By Martha O’Regan
When I first learned that what I thought about, I brought about, I just knew I was destined for a life full of frustration and uncertainty because the majority of my thoughts and conversations were centered around all the above. It is also what our culture supports when you really listen to the news, advertisements, and general gossip in many circles. Think about how many conversations begin with statements such as: “I am sick and tired,” “I don’t know, but…” or “I can’t because there isn’t enough.” If you really listen, you will hear these and many equally disempowering statements from just about everyone in your life, including yourself. More often, it is just out of habit or learned behavior, but when we say it over and over, we can actually become what we say or think.
Every word that we use either out loud or in our head, every minute of every day has a vibration or frequency that has the potential to affect our health, happiness and success either positively or negatively. With science telling us that we have upward of 25,000 thoughts per day with the majority of them negative or in judgment of self or others, it’s no wonder we have such a high incidence of depression, anxiety, chronic pain and poverty.
“I am sorry” is likely one of the most common habit phrases. When we put “I am” in front of any vibration, we are anchoring it into the body and with “I am sorry,” we anchor in “I am pitiful, pathetic” or worse, which is simply not true, especially if we say it for every little misstep in a given day like bumping into someone or forgetting to call. “Pardon me,” “excuse me” or “oops, human moment” all share the same sentiment without affecting our physiology. As I was learning this many years ago, my daughter was caught in the “I’m sorry” habit and at first, every time I would point it out, she would say “I’m sorry” for saying “I’m sorry”! We humans are so quirky, aren’t we? Eventually, she would catch herself and immediately shift to “ooops, no I’m not” until, eventually, it was no longer a habit. Listen for your habit phrases. You will be amazed at how often you or those around you use them.

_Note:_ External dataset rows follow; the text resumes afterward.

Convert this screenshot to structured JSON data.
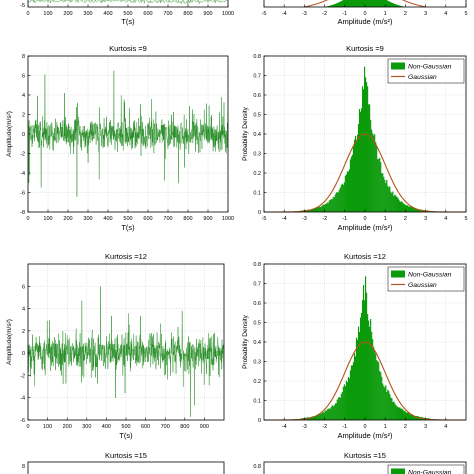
{
  "colors": {
    "signal": "#1f8a1f",
    "histogram": "#0a9a0a",
    "gaussian": "#b5541b",
    "axes": "#000000",
    "grid": "#d3d3d3"
  },
  "chart_data": [
    {
      "id": "top-left-partial",
      "type": "line",
      "title": "",
      "xlabel": "T(s)",
      "ylabel": "",
      "xlim": [
        0,
        1000
      ],
      "ylim": [
        -6,
        6
      ],
      "x_ticks": [
        "0",
        "100",
        "200",
        "300",
        "400",
        "500",
        "600",
        "700",
        "800",
        "900",
        "1000"
      ],
      "y_ticks": [
        "-5"
      ],
      "grid": true
    },
    {
      "id": "top-right-partial",
      "type": "bar",
      "title": "",
      "xlabel": "Amplitude (m/s²)",
      "ylabel": "",
      "xlim": [
        -5,
        5
      ],
      "x_ticks": [
        "-5",
        "-4",
        "-3",
        "-2",
        "-1",
        "0",
        "1",
        "2",
        "3",
        "4",
        "5"
      ],
      "grid": true
    },
    {
      "id": "k9-signal",
      "type": "line",
      "title": "Kurtosis =9",
      "xlabel": "T(s)",
      "ylabel": "Amplitude(m/s²)",
      "xlim": [
        0,
        1000
      ],
      "ylim": [
        -8,
        8
      ],
      "x_ticks": [
        "0",
        "100",
        "200",
        "300",
        "400",
        "500",
        "600",
        "700",
        "800",
        "900",
        "1000"
      ],
      "y_ticks": [
        "-8",
        "-6",
        "-4",
        "-2",
        "0",
        "2",
        "4",
        "6",
        "8"
      ],
      "grid": true,
      "kurtosis": 9,
      "seed": 9
    },
    {
      "id": "k9-hist",
      "type": "bar",
      "title": "Kurtosis =9",
      "xlabel": "Amplitude (m/s²)",
      "ylabel": "Probability Density",
      "xlim": [
        -5,
        5
      ],
      "ylim": [
        0,
        0.8
      ],
      "x_ticks": [
        "-5",
        "-4",
        "-3",
        "-2",
        "-1",
        "0",
        "1",
        "2",
        "3",
        "4",
        "5"
      ],
      "y_ticks": [
        "0",
        "0.1",
        "0.2",
        "0.3",
        "0.4",
        "0.5",
        "0.6",
        "0.7",
        "0.8"
      ],
      "grid": true,
      "legend": {
        "placement": "top-right",
        "entries": [
          "Non-Gaussian",
          "Gaussian"
        ]
      },
      "non_gaussian_peak": 0.74,
      "gaussian_peak": 0.4,
      "gaussian_sigma": 1.0
    },
    {
      "id": "k12-signal",
      "type": "line",
      "title": "Kurtosis =12",
      "xlabel": "T(s)",
      "ylabel": "Amplitude(m/s²)",
      "xlim": [
        0,
        1000
      ],
      "ylim": [
        -6,
        8
      ],
      "x_ticks": [
        "0",
        "100",
        "200",
        "300",
        "400",
        "500",
        "600",
        "700",
        "800",
        "900"
      ],
      "y_ticks": [
        "-6",
        "-4",
        "-2",
        "0",
        "2",
        "4",
        "6"
      ],
      "grid": true,
      "kurtosis": 12,
      "seed": 12
    },
    {
      "id": "k12-hist",
      "type": "bar",
      "title": "Kurtosis =12",
      "xlabel": "Amplitude (m/s²)",
      "ylabel": "Probability Density",
      "xlim": [
        -5,
        5
      ],
      "ylim": [
        0,
        0.8
      ],
      "x_ticks": [
        "-4",
        "-3",
        "-2",
        "-1",
        "0",
        "1",
        "2",
        "3",
        "4"
      ],
      "y_ticks": [
        "0",
        "0.1",
        "0.2",
        "0.3",
        "0.4",
        "0.5",
        "0.6",
        "0.7",
        "0.8"
      ],
      "grid": true,
      "legend": {
        "placement": "top-right",
        "entries": [
          "Non-Gaussian",
          "Gaussian"
        ]
      },
      "non_gaussian_peak": 0.7,
      "gaussian_peak": 0.4,
      "gaussian_sigma": 1.0
    },
    {
      "id": "k15-signal-partial",
      "type": "line",
      "title": "Kurtosis =15",
      "xlabel": "",
      "ylabel": "",
      "y_ticks": [
        "8"
      ],
      "grid": true
    },
    {
      "id": "k15-hist-partial",
      "type": "bar",
      "title": "Kurtosis =15",
      "xlabel": "",
      "ylabel": "",
      "y_ticks": [
        "0.8"
      ],
      "grid": true,
      "legend": {
        "placement": "top-right",
        "entries": [
          "Non-Gaussian"
        ]
      }
    }
  ]
}
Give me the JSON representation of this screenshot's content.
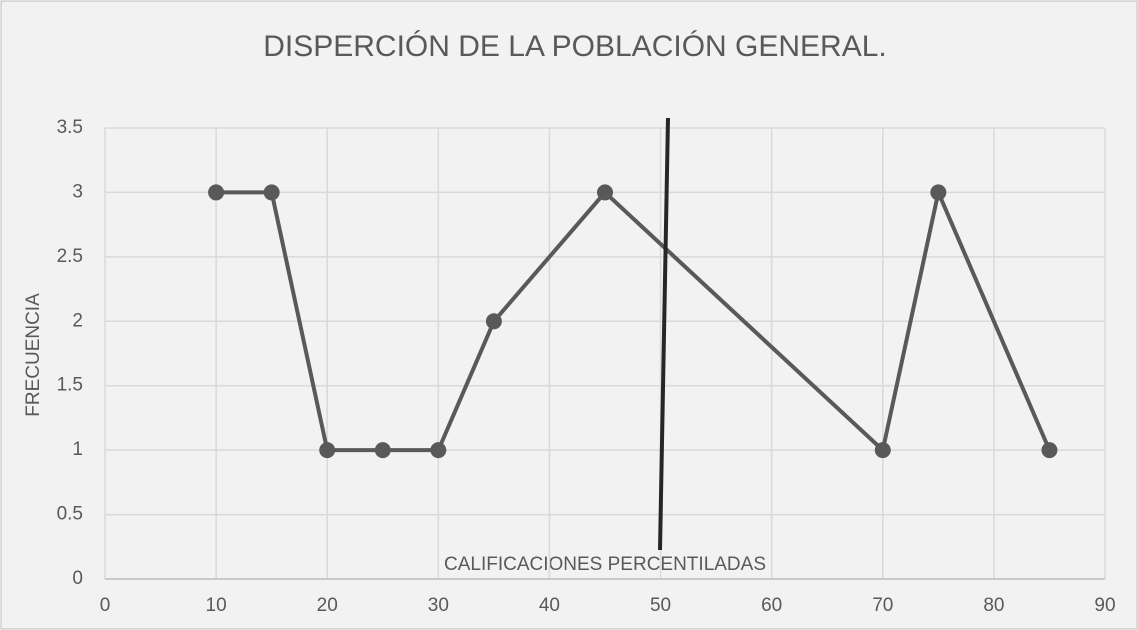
{
  "chart_data": {
    "type": "line",
    "title": "DISPERCIÓN DE LA POBLACIÓN GENERAL.",
    "x_label": "CALIFICACIONES PERCENTILADAS",
    "y_label": "FRECUENCIA",
    "series": [
      {
        "color": "#595959",
        "x": [
          10,
          15,
          20,
          25,
          30,
          35,
          45,
          70,
          75,
          85
        ],
        "values": [
          3,
          3,
          1,
          1,
          1,
          2,
          3,
          1,
          3,
          1
        ]
      }
    ],
    "xlim": [
      0,
      90
    ],
    "xticks": [
      0,
      10,
      20,
      30,
      40,
      50,
      60,
      70,
      80,
      90
    ],
    "ylim": [
      0,
      3.5
    ],
    "yticks": [
      0,
      0.5,
      1,
      1.5,
      2,
      2.5,
      3,
      3.5
    ],
    "grid": true,
    "markers": true
  }
}
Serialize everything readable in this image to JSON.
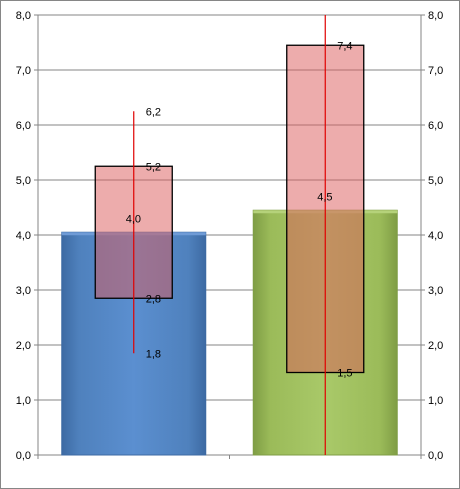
{
  "chart_data": {
    "type": "bar",
    "categories": [
      "",
      ""
    ],
    "ylim": [
      0,
      8
    ],
    "y_ticks": [
      "0,0",
      "1,0",
      "2,0",
      "3,0",
      "4,0",
      "5,0",
      "6,0",
      "7,0",
      "8,0"
    ],
    "y_tick_values": [
      0,
      1,
      2,
      3,
      4,
      5,
      6,
      7,
      8
    ],
    "grid": true,
    "secondary_axis": true,
    "bars": [
      {
        "value": 4.05,
        "value_label": "4,0",
        "color": "#4f81bd"
      },
      {
        "value": 4.45,
        "value_label": "4,5",
        "color": "#9bbb59"
      }
    ],
    "boxes": [
      {
        "low": 2.85,
        "high": 5.25,
        "low_label": "2,8",
        "high_label": "5,2",
        "color": "#e6a0a0"
      },
      {
        "low": 1.5,
        "high": 7.45,
        "low_label": "1,5",
        "high_label": "7,4",
        "color": "#e6a0a0"
      }
    ],
    "whiskers": [
      {
        "low": 1.85,
        "high": 6.25,
        "low_label": "1,8",
        "high_label": "6,2",
        "color": "#e00000"
      },
      {
        "low": 0,
        "high": 8,
        "low_label": "",
        "high_label": "",
        "color": "#e00000"
      }
    ]
  }
}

The good news is once we become aware that our thoughts truly do affect our reality, we can choose new thoughts to create a new reality. Fortunately, at a time when I was feeling pretty sick and tired, I had a coach tell me to force myself to begin or end every topic, thought, or response with “happy, grateful, thankful.” At first, it often came with cynicism or sarcasm because it wasn’t truly what I was feeling or thinking, but I continued to repeat it anyway. Over time, it became more natural and sincere because I was actually beginning to notice the many things that I was authentically happy, grateful and thankful for. And, the funniest part is that I began to hear it come from other people in my family and sphere of influence; at first mockingly but eventually authentically.
What are your habit phrases or those of your family and friends? Take the time to really hear them and notice how they feel. Choose your own favorite phrase to shift to repeatedly, even if it is with rolled eyes or gritted teeth at first. Keep doing it and see what begins to show up for you. This time of year may be easier to begin such a project since gratitude and joy are common themes during Christmas. I am happy, grateful and thankful for each of you who keep reading this column and encouraging me to continue. Wishing you peace, love and joy. Live Well … Have Fun!